Лавочка, утопленная в кустарнике, названия которого Карн не знал. Здесь по праздникам пьяные малолетки потягивают пивко, зорко озираясь, дабы вовремя заметить приближающуюся опасность в погонах. Он тоже был таким. Хотя, конечно, не таким, ведь дети редко похожи на отцов. В его время малолетки могли пить где угодно и когда угодно, никаких запретов на алкоголь в общественных местах не было. А может он о таковых даже не подозревал, что, по сути, одно и то же. Проще ли от этого жилось? Едва ли. Печень подтвердит.

Впереди аллея упиралась в редкую серо-зеленую стену лесного массива, разбегаясь в стороны идеально ровными перпендикулярами. Но Карн не повернул, ни вправо, ни влево. Дойдя до выбеленного бордюра, он просто перешагнул через эту смешную преграду и двинулся вниз по склону, по узкой, но хорошо различимой тропинке. Тропинка была здесь всегда, по ней ежедневно спускались к реке сотни ног, но петлистая лесная дорожка так и оставалась петлистой лесной дорожкой, по весне или после дождя обращавшейся глинистым месивом. Никто даже не подумал, что можно дорожку «облагородить». А вот засрать - пожалуйста, как говорится - от души. Презервативы под каждым кустом, стеклянные бутылки и пластиковые стаканчики, дерьмо. Все в лучших традициях. И ведь продолжают, продолжают засерать, и так уже находясь по уши в собственных отходах. Нет, подумал Карн, мы такими не были.

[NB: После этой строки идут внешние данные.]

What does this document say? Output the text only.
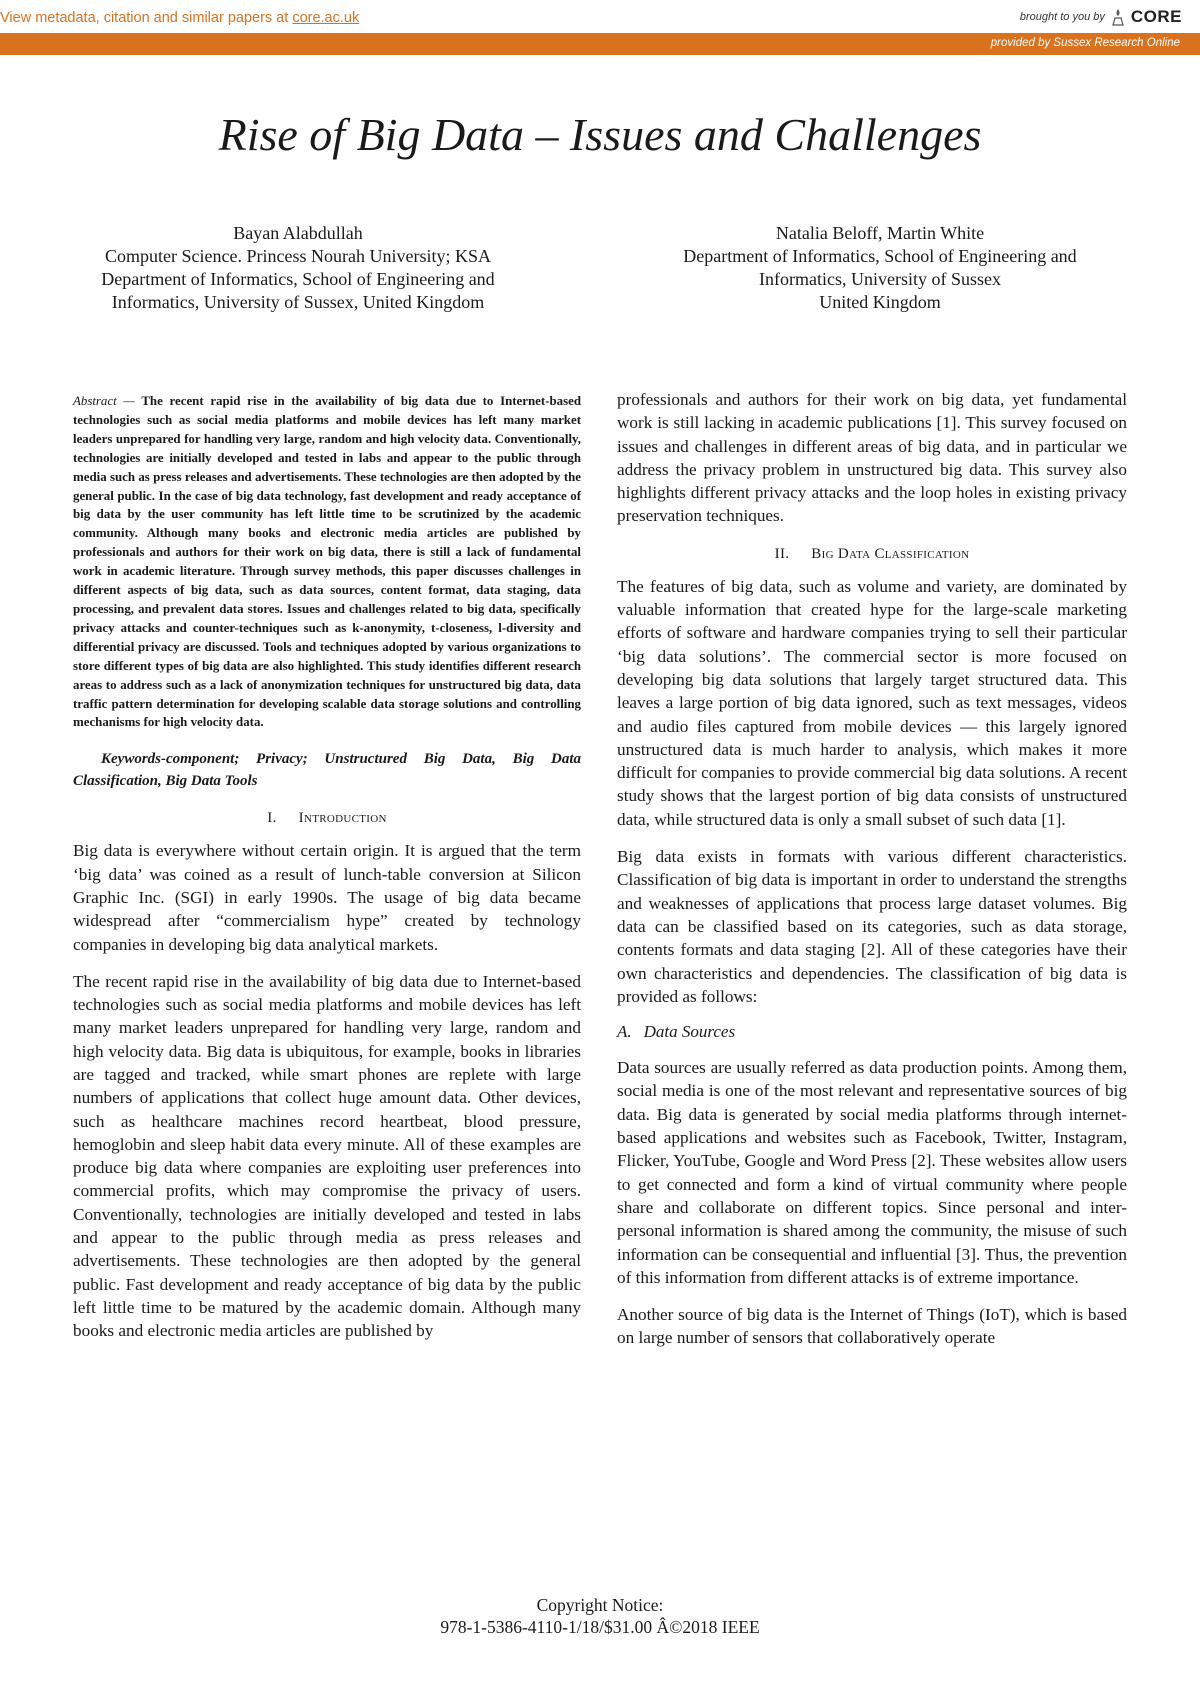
View metadata, citation and similar papers at core.ac.uk	brought to you by CORE
provided by Sussex Research Online
Rise of Big Data – Issues and Challenges
Bayan Alabdullah
Computer Science. Princess Nourah University; KSA
Department of Informatics, School of Engineering and
Informatics, University of Sussex, United Kingdom
Natalia Beloff, Martin White
Department of Informatics, School of Engineering and
Informatics, University of Sussex
United Kingdom

Abstract — The recent rapid rise in the availability of big data due to Internet-based technologies such as social media platforms and mobile devices has left many market leaders unprepared for handling very large, random and high velocity data. Conventionally, technologies are initially developed and tested in labs and appear to the public through media such as press releases and advertisements. These technologies are then adopted by the general public. In the case of big data technology, fast development and ready acceptance of big data by the user community has left little time to be scrutinized by the academic community. Although many books and electronic media articles are published by professionals and authors for their work on big data, there is still a lack of fundamental work in academic literature. Through survey methods, this paper discusses challenges in different aspects of big data, such as data sources, content format, data staging, data processing, and prevalent data stores. Issues and challenges related to big data, specifically privacy attacks and counter-techniques such as k-anonymity, t-closeness, l-diversity and differential privacy are discussed. Tools and techniques adopted by various organizations to store different types of big data are also highlighted. This study identifies different research areas to address such as a lack of anonymization techniques for unstructured big data, data traffic pattern determination for developing scalable data storage solutions and controlling mechanisms for high velocity data.

Keywords-component; Privacy; Unstructured Big Data, Big Data Classification, Big Data Tools

I. Introduction

Big data is everywhere without certain origin. It is argued that the term ‘big data’ was coined as a result of lunch-table conversion at Silicon Graphic Inc. (SGI) in early 1990s. The usage of big data became widespread after “commercialism hype” created by technology companies in developing big data analytical markets.

The recent rapid rise in the availability of big data due to Internet-based technologies such as social media platforms and mobile devices has left many market leaders unprepared for handling very large, random and high velocity data. Big data is ubiquitous, for example, books in libraries are tagged and tracked, while smart phones are replete with large numbers of applications that collect huge amount data. Other devices, such as healthcare machines record heartbeat, blood pressure, hemoglobin and sleep habit data every minute. All of these examples are produce big data where companies are exploiting user preferences into commercial profits, which may compromise the privacy of users. Conventionally, technologies are initially developed and tested in labs and appear to the public through media as press releases and advertisements. These technologies are then adopted by the general public. Fast development and ready acceptance of big data by the public left little time to be matured by the academic domain. Although many books and electronic media articles are published by

professionals and authors for their work on big data, yet fundamental work is still lacking in academic publications [1]. This survey focused on issues and challenges in different areas of big data, and in particular we address the privacy problem in unstructured big data. This survey also highlights different privacy attacks and the loop holes in existing privacy preservation techniques.

II. Big Data Classification

The features of big data, such as volume and variety, are dominated by valuable information that created hype for the large-scale marketing efforts of software and hardware companies trying to sell their particular ‘big data solutions’. The commercial sector is more focused on developing big data solutions that largely target structured data. This leaves a large portion of big data ignored, such as text messages, videos and audio files captured from mobile devices — this largely ignored unstructured data is much harder to analysis, which makes it more difficult for companies to provide commercial big data solutions. A recent study shows that the largest portion of big data consists of unstructured data, while structured data is only a small subset of such data [1].

Big data exists in formats with various different characteristics. Classification of big data is important in order to understand the strengths and weaknesses of applications that process large dataset volumes. Big data can be classified based on its categories, such as data storage, contents formats and data staging [2]. All of these categories have their own characteristics and dependencies. The classification of big data is provided as follows:

A. Data Sources

Data sources are usually referred as data production points. Among them, social media is one of the most relevant and representative sources of big data. Big data is generated by social media platforms through internet-based applications and websites such as Facebook, Twitter, Instagram, Flicker, YouTube, Google and Word Press [2]. These websites allow users to get connected and form a kind of virtual community where people share and collaborate on different topics. Since personal and inter-personal information is shared among the community, the misuse of such information can be consequential and influential [3]. Thus, the prevention of this information from different attacks is of extreme importance.

Another source of big data is the Internet of Things (IoT), which is based on large number of sensors that collaboratively operate

Copyright Notice:
978-1-5386-4110-1/18/$31.00 Â©2018 IEEE
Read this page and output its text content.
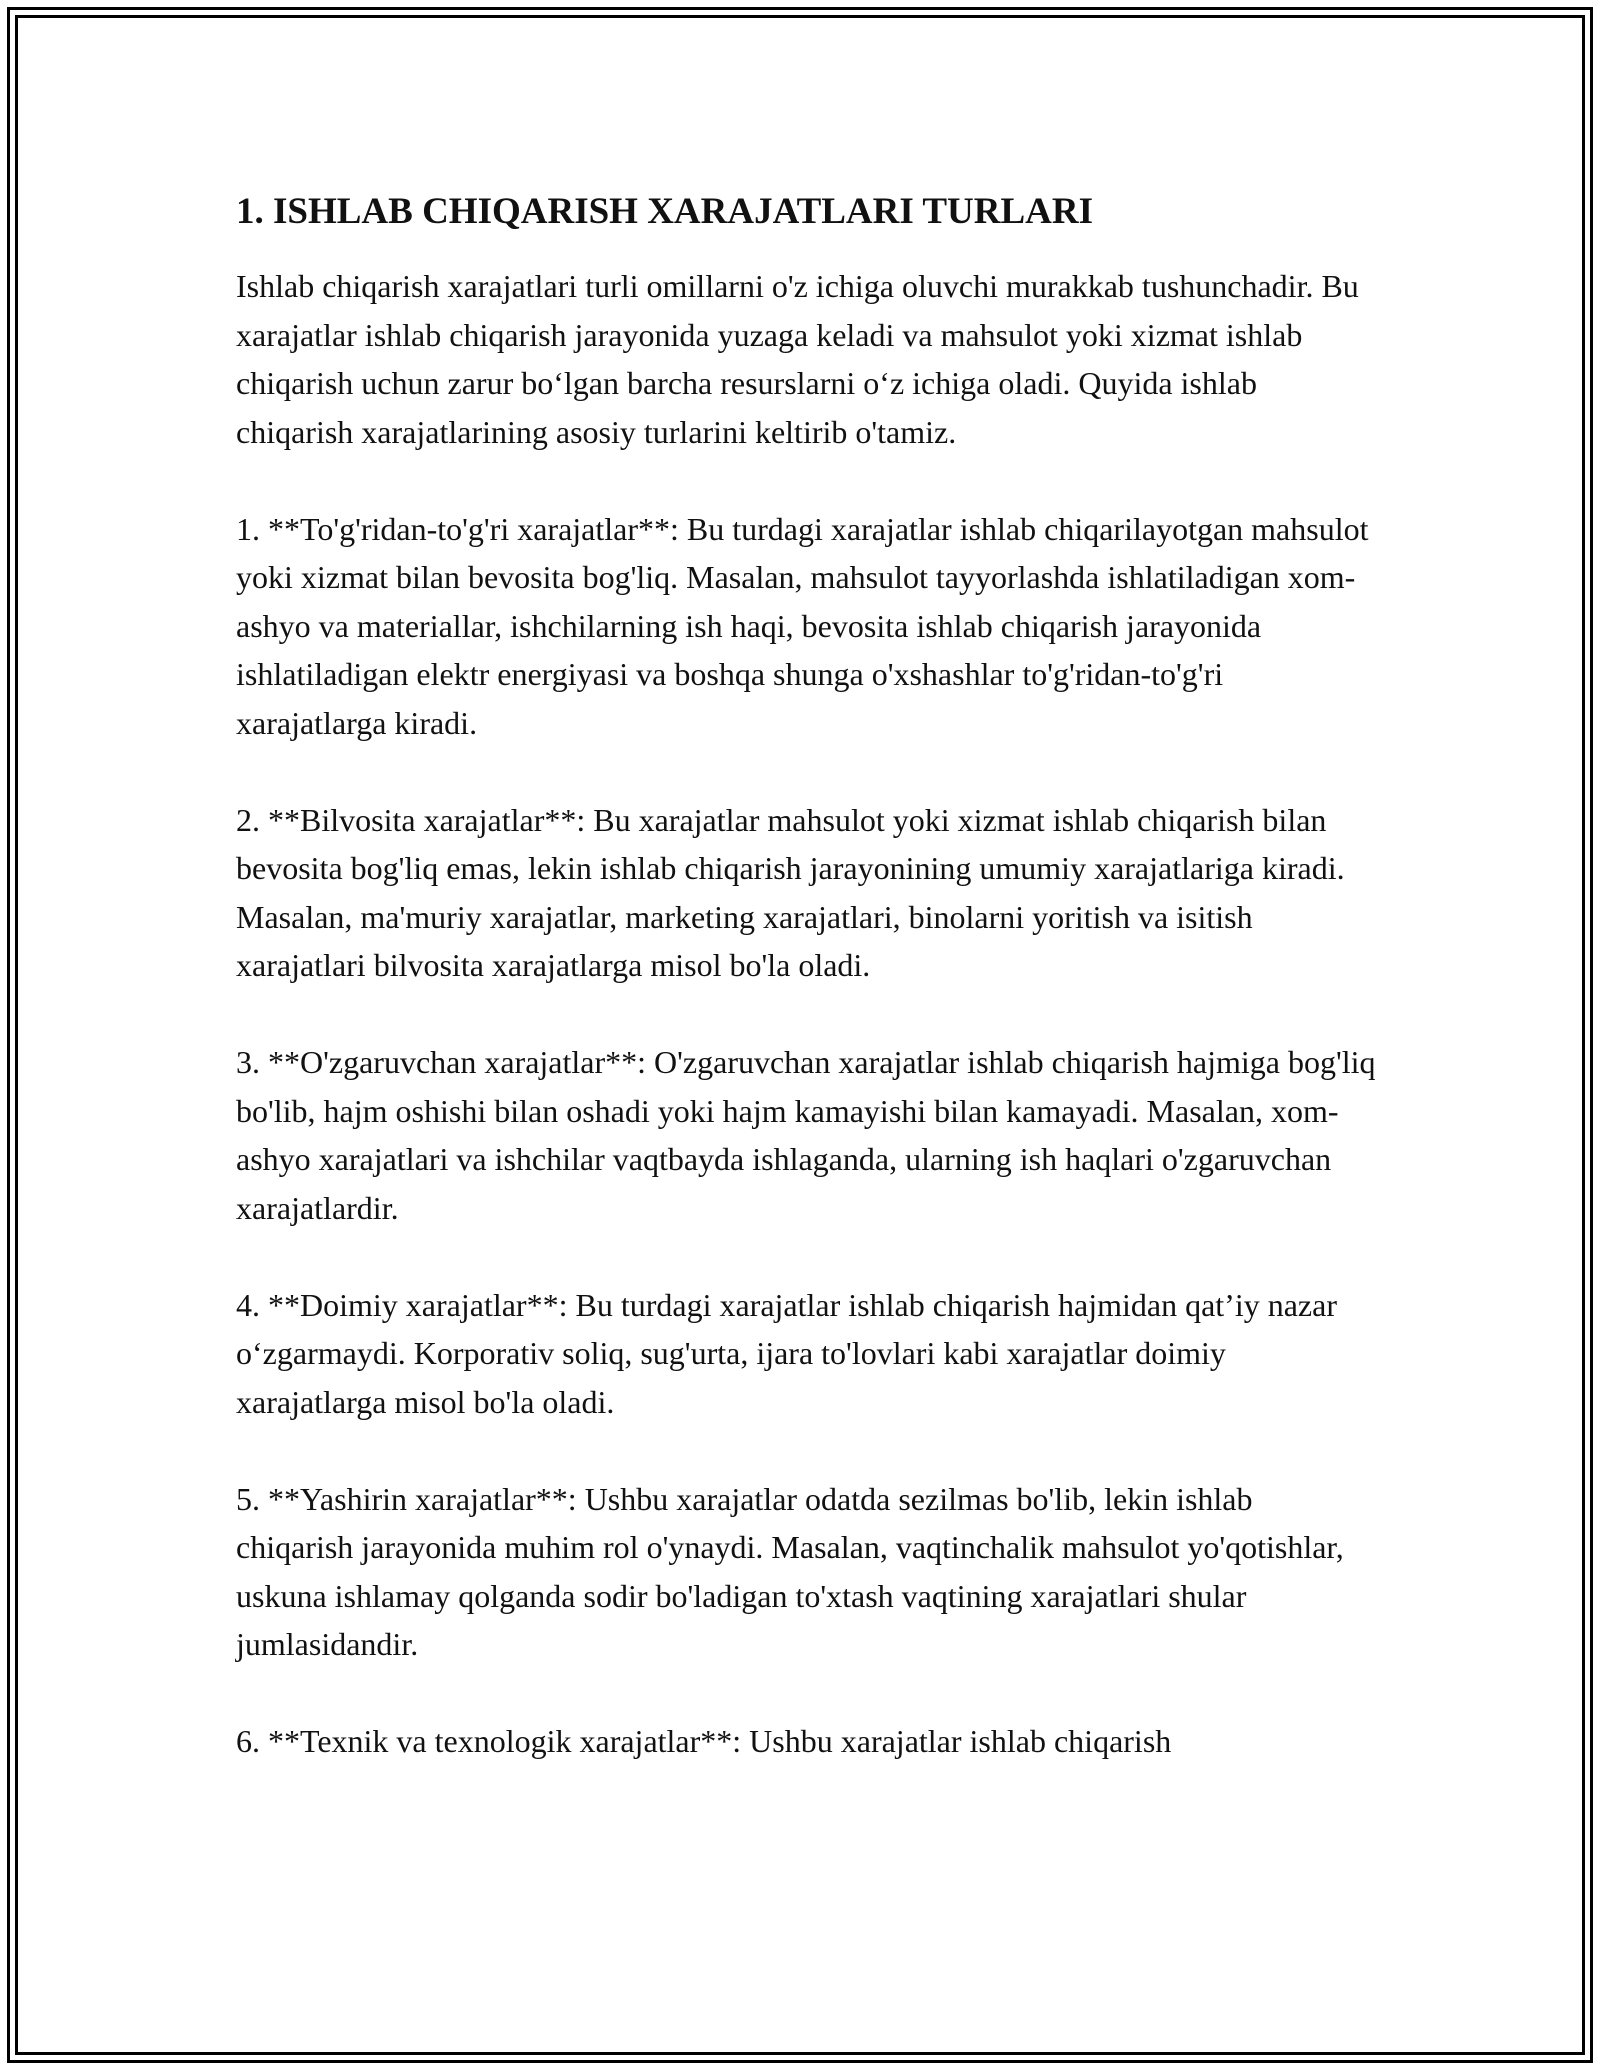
1. ISHLAB CHIQARISH XARAJATLARI TURLARI

Ishlab chiqarish xarajatlari turli omillarni o'z ichiga oluvchi murakkab tushunchadir. Bu xarajatlar ishlab chiqarish jarayonida yuzaga keladi va mahsulot yoki xizmat ishlab chiqarish uchun zarur boʻlgan barcha resurslarni oʻz ichiga oladi. Quyida ishlab chiqarish xarajatlarining asosiy turlarini keltirib o'tamiz.

1. **To'g'ridan-to'g'ri xarajatlar**: Bu turdagi xarajatlar ishlab chiqarilayotgan mahsulot yoki xizmat bilan bevosita bog'liq. Masalan, mahsulot tayyorlashda ishlatiladigan xom-ashyo va materiallar, ishchilarning ish haqi, bevosita ishlab chiqarish jarayonida ishlatiladigan elektr energiyasi va boshqa shunga o'xshashlar to'g'ridan-to'g'ri xarajatlarga kiradi.

2. **Bilvosita xarajatlar**: Bu xarajatlar mahsulot yoki xizmat ishlab chiqarish bilan bevosita bog'liq emas, lekin ishlab chiqarish jarayonining umumiy xarajatlariga kiradi. Masalan, ma'muriy xarajatlar, marketing xarajatlari, binolarni yoritish va isitish xarajatlari bilvosita xarajatlarga misol bo'la oladi.

3. **O'zgaruvchan xarajatlar**: O'zgaruvchan xarajatlar ishlab chiqarish hajmiga bog'liq bo'lib, hajm oshishi bilan oshadi yoki hajm kamayishi bilan kamayadi. Masalan, xom-ashyo xarajatlari va ishchilar vaqtbayda ishlaganda, ularning ish haqlari o'zgaruvchan xarajatlardir.

4. **Doimiy xarajatlar**: Bu turdagi xarajatlar ishlab chiqarish hajmidan qat’iy nazar oʻzgarmaydi. Korporativ soliq, sug'urta, ijara to'lovlari kabi xarajatlar doimiy xarajatlarga misol bo'la oladi.

5. **Yashirin xarajatlar**: Ushbu xarajatlar odatda sezilmas bo'lib, lekin ishlab chiqarish jarayonida muhim rol o'ynaydi. Masalan, vaqtinchalik mahsulot yo'qotishlar, uskuna ishlamay qolganda sodir bo'ladigan to'xtash vaqtining xarajatlari shular jumlasidandir.

6. **Texnik va texnologik xarajatlar**: Ushbu xarajatlar ishlab chiqarish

Тропинка извивалась, становилась шире, угол наклона увеличивался. Но спускаться всегда проще, особенно когда не думаешь о том, что рано или поздно придется поднимать. Хотя быть может не всем это надо - подниматься. Кому-то проще жить в грязи, в хлеву, в обнимку со своими демонами. Но проще не значит лучше. Встречный вопрос - а кто мы такие, чтобы судить других? Ответ прост: мы - люди, поэтому мы можем, должны, обязаны судить себе подобных, иначе социум обречен на анархию и деградацию.

Принято считать, что алкоголиков «по синьке» тянет на философию. Карн пил не так часто, чтобы уверенно отнести себя к этой категории. Он смутно подозревал, что этиловый спирт каким-то образом снимает некоторые природные, возможно - инстинктивные барьеры между осознанием и подсознанием. Какие-то снимает, а какие-то наоборот - возводит. Так действует любой наркотик, кроме разве что никотина. Восприятие расширяется, осознание меняет масштаб. У каждого по-своему - это да. И слишком индивидуально, чтобы можно было опираться на какие-то общие тенденции. Кроме очевидной - привыкания. А самое главное, что ученые-переученые об этом ничего не знают. Ровным счетом ничего. В этом была уверена госпожа Бехтерева. В этом был уверен Карн.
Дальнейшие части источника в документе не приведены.